Test scores Rising up to Two Times Faster in Chicago Arts-Integrated Schools - Washington Post

The knee-jerk reaction to the attempt to raise student test scores is to go back to the old ways...drill, drill, drill. Yet more research is coming out to suggest that may not be the best way to get the scores up. This Washington Post article titled "The Art of Education Success" discusses the benefits of integrating the arts into the curriculum. Here's some excerpts:

The new economy may require higher-order skills such as creativity, adaptability and teamwork, but most schools in low-income areas focus narrowly on "basic" academic skills, testing and discipline. The student boredom and academic failure that follow prompt calls for yet more testing and discipline.

The first school and others like it are proving that integrating the arts into the core of the academic program is a far more productive strategy. Recently the principal of Edgebrook, Chicago's highest-scoring non-selective elementary school, attributed her school's success to its embrace of the arts. "We were concerned we might see a negative impact on test scores," Diane Maciejewski said. "But actually, just the opposite happened."
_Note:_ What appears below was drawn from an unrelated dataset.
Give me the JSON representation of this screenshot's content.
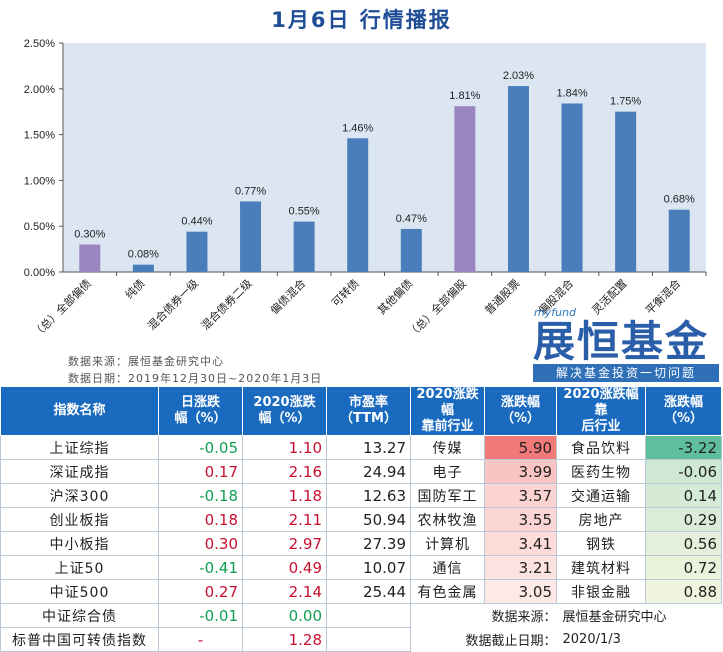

A growing body of research is yielding data that support her claim. A study of 23 arts-integrated schools in Chicago showed test scores rising up to two times faster there than in demographically comparable schools. A study of a Minneapolis program showed that arts integration has substantial effects for all students, but appears to have its greatest impact on disadvantaged learners. Gains go well beyond the basics and test scores. Students become better thinkers, develop higher-order skills, and deepen their inclination to learn.



These successes make clear that the arts are not just affective and expressive. They are also deeply cognitive. They develop the tools of thinking itself: careful observation of the world, mental representation of what is observed or imagined, abstraction from complexity, pattern recognition and development, symbolic and metaphoric representation, and qualitative judgment. We use these same thinking tools in science, philosophy, math and history. The advantage of the arts is that they link cognitive growth to social and emotional development. Students care more deeply about what they study, they see the links between subjects and their lives, their thinking capacities grow, they work more diligently, and they learn from each other.